Compte rendu

Alcina cathartique à Mulhouse

La Sinne, 13 juin

À l’origine, il devait s’agir de la création, à l’Opéra National du Rhin (Strasbourg-Mulhouse-Colmar), son coproducteur, de la mise en scène de Serena Sinigaglia, éphémèrement représentée à l’Opéra National de Lorraine, à Nancy, le 11 mars 2020, juste avant que ne se déclenche le cauchemar que nous savons. La persistance de la crise sanitaire a contraint la direction de l’ONR à transformer cette Alcina en une version de concert, condensée et théâtralisée, dont le lieto fine prend tout son sens, celui de retrouvailles solaires entre un public heureux et des interprètes pleins de ferveur.

L’action, ramassée en une heure quarante, sans entracte, élimine les récitatifs et choisit les airs les plus intenses.

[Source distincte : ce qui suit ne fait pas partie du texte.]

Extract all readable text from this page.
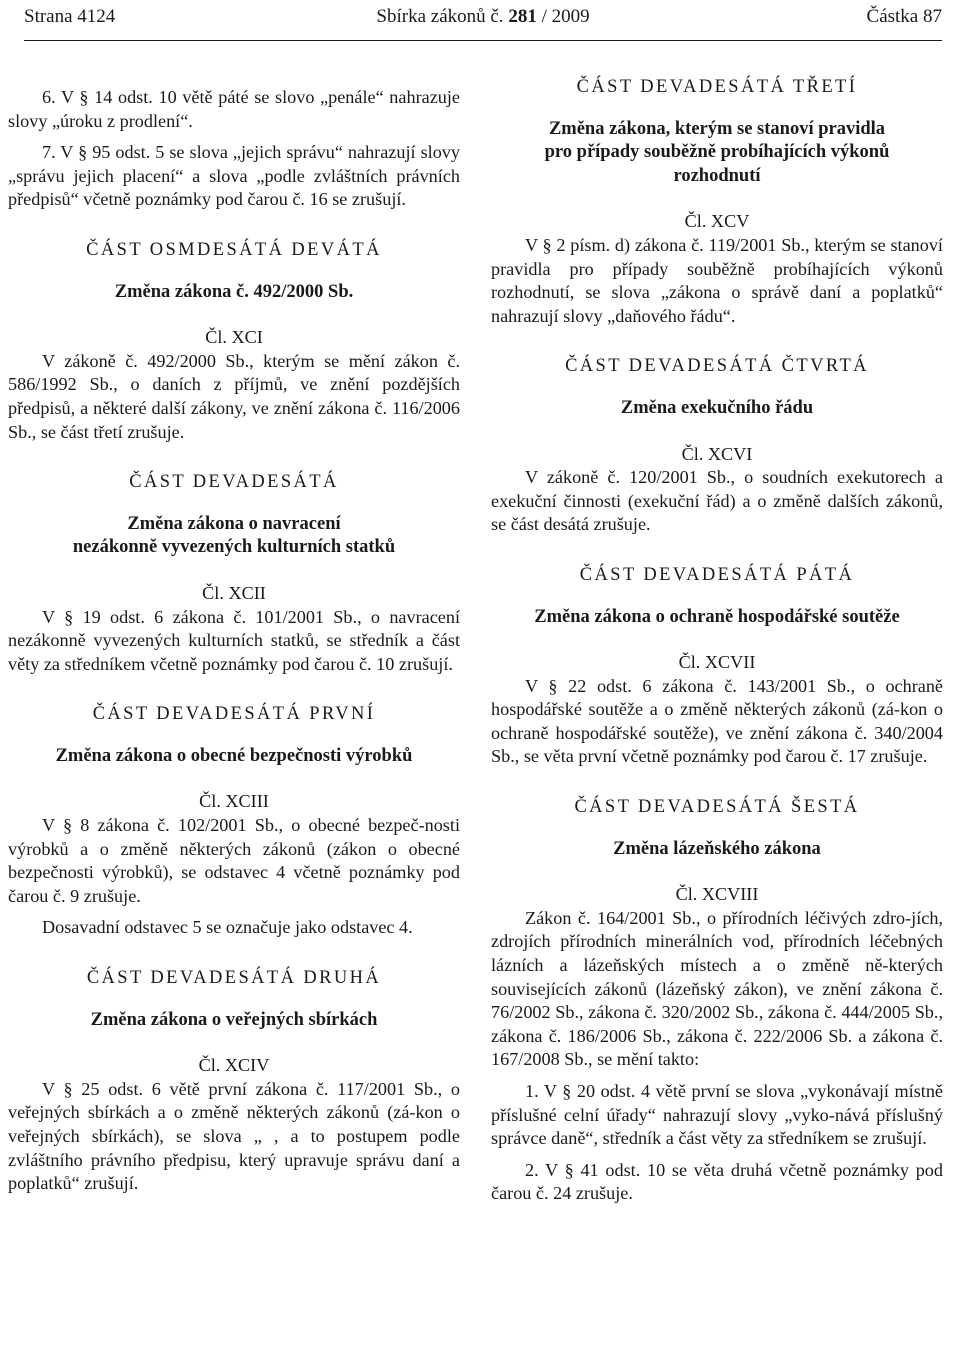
Strana 4124	Sbírka zákonů č. 281 / 2009	Částka 87

6. V § 14 odst. 10 větě páté se slovo „penále“ nahrazuje slovy „úroku z prodlení“.

7. V § 95 odst. 5 se slova „jejich správu“ nahrazují slovy „správu jejich placení“ a slova „podle zvláštních právních předpisů“ včetně poznámky pod čarou č. 16 se zrušují.

ČÁST OSMDESÁTÁ DEVÁTÁ
Změna zákona č. 492/2000 Sb.
Čl. XCI

V zákoně č. 492/2000 Sb., kterým se mění zákon č. 586/1992 Sb., o daních z příjmů, ve znění pozdějších předpisů, a některé další zákony, ve znění zákona č. 116/2006 Sb., se část třetí zrušuje.

ČÁST DEVADESÁTÁ
Změna zákona o navracení
nezákonně vyvezených kulturních statků
Čl. XCII

V § 19 odst. 6 zákona č. 101/2001 Sb., o navracení nezákonně vyvezených kulturních statků, se středník a část věty za středníkem včetně poznámky pod čarou č. 10 zrušují.

ČÁST DEVADESÁTÁ PRVNÍ
Změna zákona o obecné bezpečnosti výrobků
Čl. XCIII

V § 8 zákona č. 102/2001 Sb., o obecné bezpeč-nosti výrobků a o změně některých zákonů (zákon o obecné bezpečnosti výrobků), se odstavec 4 včetně poznámky pod čarou č. 9 zrušuje.

Dosavadní odstavec 5 se označuje jako odstavec 4.

ČÁST DEVADESÁTÁ DRUHÁ
Změna zákona o veřejných sbírkách
Čl. XCIV

V § 25 odst. 6 větě první zákona č. 117/2001 Sb., o veřejných sbírkách a o změně některých zákonů (zá-kon o veřejných sbírkách), se slova „ , a to postupem podle zvláštního právního předpisu, který upravuje správu daní a poplatků“ zrušují.

ČÁST DEVADESÁTÁ TŘETÍ
Změna zákona, kterým se stanoví pravidla
pro případy souběžně probíhajících výkonů
rozhodnutí
Čl. XCV

V § 2 písm. d) zákona č. 119/2001 Sb., kterým se stanoví pravidla pro případy souběžně probíhajících výkonů rozhodnutí, se slova „zákona o správě daní a poplatků“ nahrazují slovy „daňového řádu“.

ČÁST DEVADESÁTÁ ČTVRTÁ
Změna exekučního řádu
Čl. XCVI

V zákoně č. 120/2001 Sb., o soudních exekutorech a exekuční činnosti (exekuční řád) a o změně dalších zákonů, se část desátá zrušuje.

ČÁST DEVADESÁTÁ PÁTÁ
Změna zákona o ochraně hospodářské soutěže
Čl. XCVII

V § 22 odst. 6 zákona č. 143/2001 Sb., o ochraně hospodářské soutěže a o změně některých zákonů (zá-kon o ochraně hospodářské soutěže), ve znění zákona č. 340/2004 Sb., se věta první včetně poznámky pod čarou č. 17 zrušuje.

ČÁST DEVADESÁTÁ ŠESTÁ
Změna lázeňského zákona
Čl. XCVIII

Zákon č. 164/2001 Sb., o přírodních léčivých zdro-jích, zdrojích přírodních minerálních vod, přírodních léčebných lázních a lázeňských místech a o změně ně-kterých souvisejících zákonů (lázeňský zákon), ve znění zákona č. 76/2002 Sb., zákona č. 320/2002 Sb., zákona č. 444/2005 Sb., zákona č. 186/2006 Sb., zákona č. 222/2006 Sb. a zákona č. 167/2008 Sb., se mění takto:

1. V § 20 odst. 4 větě první se slova „vykonávají místně příslušné celní úřady“ nahrazují slovy „vyko-nává příslušný správce daně“, středník a část věty za středníkem se zrušují.

2. V § 41 odst. 10 se věta druhá včetně poznámky pod čarou č. 24 zrušuje.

La narration – signée Louis Geisler et dite par l’élégant comédien Jean-François Martin – revisite l’Arioste. Une victime d’Alcina nous relate ce drame de la séduction déçue. Et ce qui aurait pu passer pour une tentative de rattrapage après naufrage sanitaire renouvelle le classique haendélien, l’un des sommets absolus du baroque lyrique.

L’Orchestre Symphonique de Mulhouse, en très grande forme, entame l’Ouverture avec un dynamisme de bon aloi. Christopher Moulds fait respirer autant que s’alanguir la trentaine de musiciens. Ils tiendront tout du long un tempo dansant. On regrette juste les attaques approximatives du violoncelle solo, sans doute dues à l’émotion et au port du masque.

De la production de Serena Sinigaglia, il reste les costumes, un rouge flamboyant pour Alcina et un orangé automnal pour sa sœur Morgana. Si le jeu de scène continue d’éviter toute rencontre physique, il met en avant des personnages secondaires, comme Oberto. C’est l’occasion d’y entendre s’épanouir, en un seul air, le brillant soprano de Clara Guillon.

Le petit Théâtre de la Sinne, bonbonnière à l’italienne, offre un bel écrin à la remarquable Bradamante de Marina Viotti, fort tempérament et timbre corsé, comme à la Morgana aérienne d’Elena Sancho Pereg. Campée ici en jeune fille déroutée, ses aigus filés jettent la salle dans une transe d’applaudissements.

Le Ruggiero impérieux de Diana Haller irradie « Sta nell’Ircana », après avoir livré un « Verdi prati » tout en demi-teintes. Si le Melisso d’Arnaud Richard séduit malgré son manque de projection, l’Oronte de Tristan Blanchet reste trop pusillanime.

Le rôle-titre repose sur les épaules d’Ana Durlovski, dont la robe, la coiffure et la souplesse rappellent Renée Fleming dans la désormais classique production de Robert Carsen, au Palais Garnier (1999). Son timbre opulent et sa maîtrise de la colorature imposent un « Ah ! mio cor » enthousiasmant, qui achève de nous plonger dans une fervente catharsis.